'Christmas blues': a myth debunked
The merry news this Christmas is that the infamous holiday blahs have been proved to be more theory than fact. You can wrap a gold ribbon around these good tidings and place the package under our tree. Year by year we've felt more and more, well, blah at the sight of guest psychologists commandeering talk shows and newsprint the first week of December to warn everybody against ''Christmas-depression syndrome,'' and worse.
Cases of melancholia, these experts have told us, multiply like snowflakes at the sound of the first jingle bell. Now -Psychology Today magazine comes along with its December issue to report that there are absolutely no data to support the psychologist-popularized notion of a gloomy, gloomy Christmas. According to the figures of the National Center for Health Statistics, there are actually fewer suicides in December than during any other month of the year.
In short, the so-called Christmas blues are mostly a rumor, verified by repetition.
We're prepared to grant the argument that too much shopping and partying can produce a dismal mood any time of the year. Overexposure to Bing Crosby on Muzak is also hazardous, and some people have been known to break into sobs after passing one too many windows with silver gilt glued to them.
But these are excesses that really have nothing to do with Christmas. We don't want to give the psychologists any ideas - they're quite capable of inventing syndromes by themselves. But they might as well babble about the Fourth of July syndrome, thus providing a highfalutin explanation for people whose heads buzz with melancholy from standing too close to the cannon crackers, not to mention the drum-and-bugle corps.
Everybody's so responsive these days to any suggestion that sounds clinical. Describe a symptom - any symptom. Adolescent stress? Middle-aged panic? We look in the mirror and find it every time. Christmas blues? Why, of course! That's it exactly!
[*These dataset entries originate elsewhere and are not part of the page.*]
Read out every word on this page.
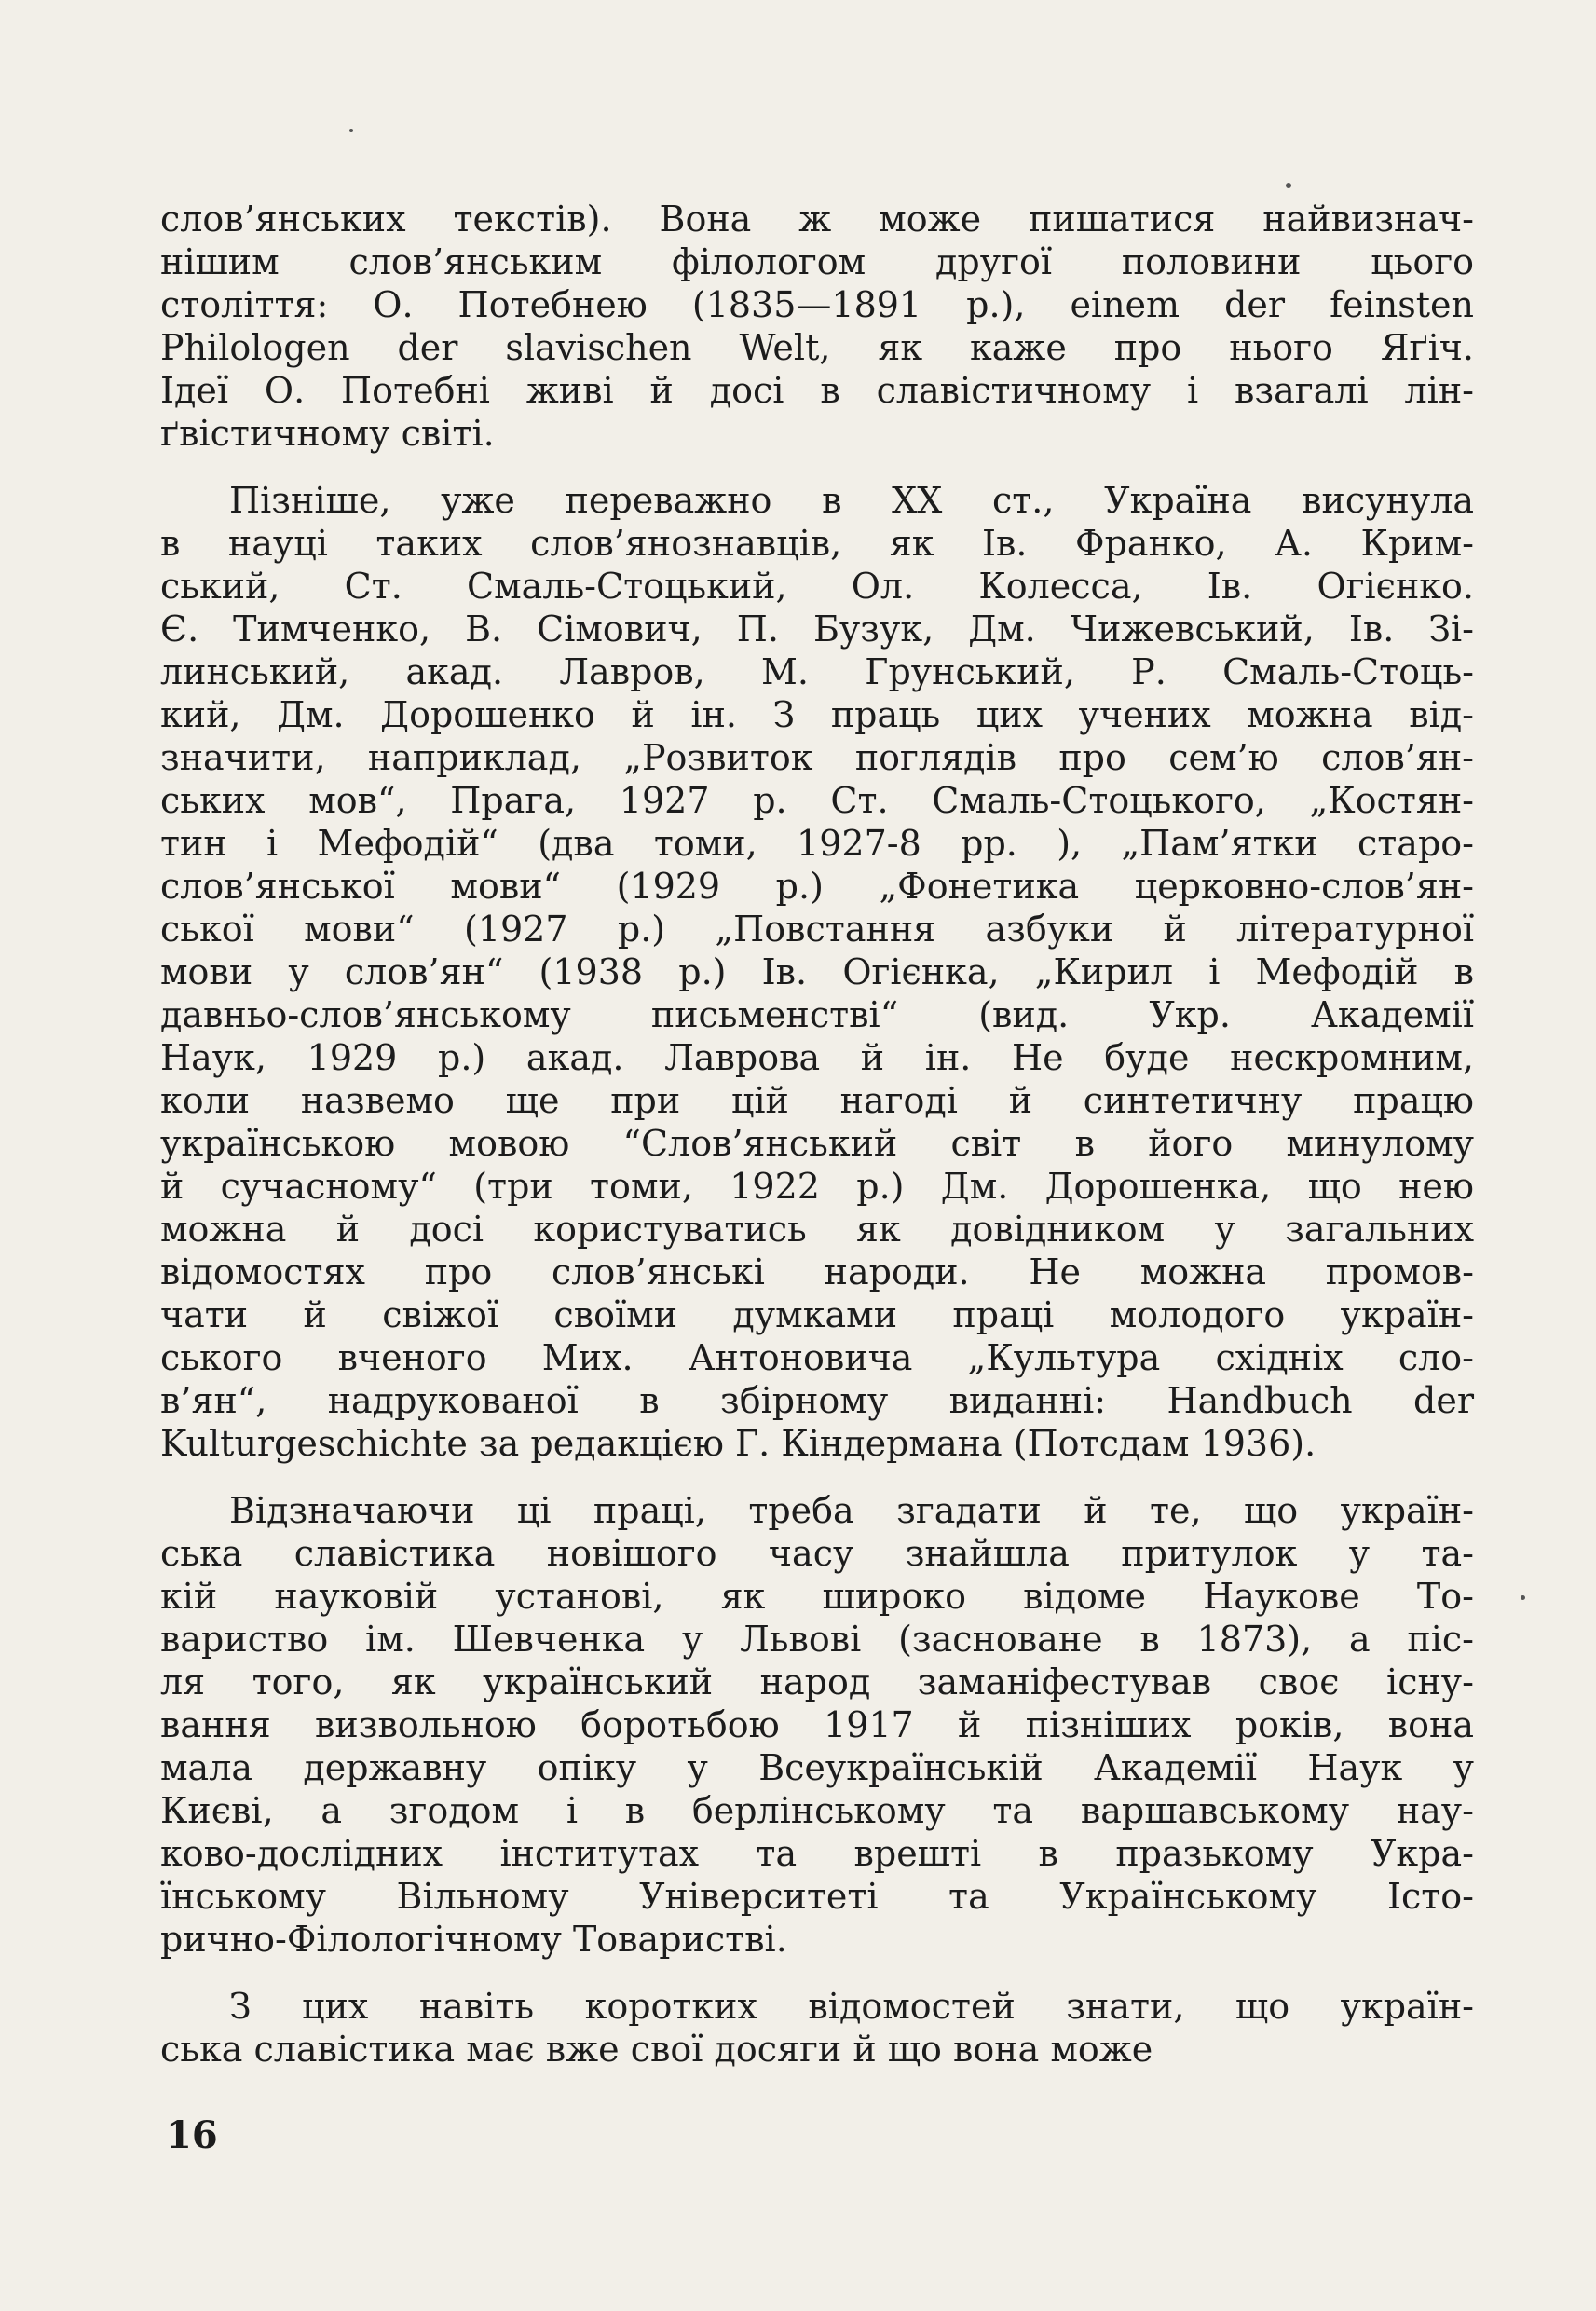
слов’янських текстів). Вона ж може пишатися найвизнач-
нішим слов’янським філологом другої половини цього
століття: О. Потебнею (1835—1891 р.), einem der feinsten
Philologen der slavischen Welt, як каже про нього Яґіч.
Ідеї О. Потебні живі й досі в славістичному і взагалі лін-
ґвістичному світі.
Пізніше, уже переважно в XX ст., Україна висунула
в науці таких слов’янознавців, як Ів. Франко, А. Крим-
ський, Ст. Смаль-Стоцький, Ол. Колесса, Ів. Огієнко.
Є. Тимченко, В. Сімович, П. Бузук, Дм. Чижевський, Ів. Зі-
линський, акад. Лавров, М. Грунський, Р. Смаль-Стоць-
кий, Дм. Дорошенко й ін. З праць цих учених можна від-
значити, наприклад, „Розвиток поглядів про сем’ю слов’ян-
ських мов“, Прага, 1927 р. Ст. Смаль-Стоцького, „Костян-
тин і Мефодій“ (два томи, 1927-8 рр. ), „Пам’ятки старо-
слов’янської мови“ (1929 р.) „Фонетика церковно-слов’ян-
ської мови“ (1927 р.) „Повстання азбуки й літературної
мови у слов’ян“ (1938 р.) Ів. Огієнка, „Кирил і Мефодій в
давньо-слов’янському письменстві“ (вид. Укр. Академії
Наук, 1929 р.) акад. Лаврова й ін. Не буде нескромним,
коли назвемо ще при цій нагоді й синтетичну працю
українською мовою “Слов’янський світ в його минулому
й сучасному“ (три томи, 1922 р.) Дм. Дорошенка, що нею
можна й досі користуватись як довідником у загальних
відомостях про слов’янські народи. Не можна промов-
чати й свіжої своїми думками праці молодого україн-
ського вченого Мих. Антоновича „Культура східніх сло-
в’ян“, надрукованої в збірному виданні: Handbuch der
Kulturgeschichte за редакцією Г. Кіндермана (Потсдам 1936).
Відзначаючи ці праці, треба згадати й те, що україн-
ська славістика новішого часу знайшла притулок у та-
кій науковій установі, як широко відоме Наукове То-
вариство ім. Шевченка у Львові (засноване в 1873), а піс-
ля того, як український народ заманіфестував своє існу-
вання визвольною боротьбою 1917 й пізніших років, вона
мала державну опіку у Всеукраїнській Академії Наук у
Києві, а згодом і в берлінському та варшавському нау-
ково-дослідних інститутах та врешті в празькому Укра-
їнському Вільному Університеті та Українському Істо-
рично-Філологічному Товаристві.
З цих навіть коротких відомостей знати, що україн-
ська славістика має вже свої досяги й що вона може
16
When people don't know what they think, they think what they're told. When people don't know what they feel, they feel what they're told. And that's even worse - this packaged sadness, this prefab anger and ennui.
How eagerly we subscribe to every enumerated malaise, like hypochondriacs of the psyche!
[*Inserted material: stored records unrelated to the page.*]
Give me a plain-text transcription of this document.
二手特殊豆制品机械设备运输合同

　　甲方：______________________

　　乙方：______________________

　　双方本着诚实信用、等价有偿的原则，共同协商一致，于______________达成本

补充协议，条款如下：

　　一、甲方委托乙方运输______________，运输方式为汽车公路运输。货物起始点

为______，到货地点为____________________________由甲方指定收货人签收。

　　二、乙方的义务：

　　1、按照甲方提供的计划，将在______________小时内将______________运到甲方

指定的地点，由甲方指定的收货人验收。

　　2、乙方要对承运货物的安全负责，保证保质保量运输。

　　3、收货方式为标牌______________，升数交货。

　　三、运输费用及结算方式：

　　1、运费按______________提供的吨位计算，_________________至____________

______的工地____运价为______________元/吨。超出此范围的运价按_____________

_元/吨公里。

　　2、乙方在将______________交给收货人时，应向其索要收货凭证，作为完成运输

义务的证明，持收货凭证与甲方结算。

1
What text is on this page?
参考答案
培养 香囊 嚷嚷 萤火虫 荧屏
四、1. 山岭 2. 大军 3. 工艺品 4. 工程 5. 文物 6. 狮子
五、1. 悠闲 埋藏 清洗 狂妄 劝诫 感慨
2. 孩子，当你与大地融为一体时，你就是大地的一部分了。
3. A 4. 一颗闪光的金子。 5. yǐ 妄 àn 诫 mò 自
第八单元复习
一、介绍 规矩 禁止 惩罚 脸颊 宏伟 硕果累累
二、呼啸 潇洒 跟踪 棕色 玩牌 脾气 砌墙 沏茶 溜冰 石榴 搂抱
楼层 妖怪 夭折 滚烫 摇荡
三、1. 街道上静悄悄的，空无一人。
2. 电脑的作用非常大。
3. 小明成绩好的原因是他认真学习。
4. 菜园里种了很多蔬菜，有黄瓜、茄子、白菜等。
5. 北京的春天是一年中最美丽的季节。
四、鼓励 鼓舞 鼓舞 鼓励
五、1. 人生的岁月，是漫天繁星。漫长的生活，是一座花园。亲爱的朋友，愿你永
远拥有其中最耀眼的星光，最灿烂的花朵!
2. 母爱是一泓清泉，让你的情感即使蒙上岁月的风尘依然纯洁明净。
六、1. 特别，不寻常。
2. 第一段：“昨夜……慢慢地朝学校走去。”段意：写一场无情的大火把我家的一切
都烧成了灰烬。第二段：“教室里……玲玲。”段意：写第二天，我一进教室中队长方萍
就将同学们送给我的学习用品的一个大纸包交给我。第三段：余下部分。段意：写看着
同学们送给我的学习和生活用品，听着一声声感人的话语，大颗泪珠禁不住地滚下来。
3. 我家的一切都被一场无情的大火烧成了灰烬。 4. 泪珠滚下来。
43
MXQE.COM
The Christmas blues give the real blues a bad name. In its original use, the term ''blues'' applies to a very spunky music. Blues singers may feel so bad they could ''lay right down and die.'' But they never do. They defy with swagger the demons that beset them. They poke fun at their own self-pity. They issue an ultimatum to the troubles of human existence: ''Don't mess around with me.'' There is little of the passive victim to a blues singer.
When Jimmy Rushing included a reference to Christmas in one of his blues, the lines pealed out, jolly and ebullient.
You can't set a syndrome to music.
If there is a missing factor to Christmas nowadays, it may be music - and we don't mean ''White Christmas'' or ''Rudolph the Red-Nosed Reindeer.'' What we're thinking of is the inner music - the irrepressible sound of joy that bursts from the heart of a carol.
Bells ring. Stars dance. Choirs of angels sing. Snow falls, innocent and white and rhythmic. The universe claps hands and signals its deliverance. It may be night, but it is a darkness ablaze with promises. ''All my heart this night rejoices,'' sings the caroler.
At this point, where song is pure celebration, Christmas knows no blahs. Christmas knows no blues.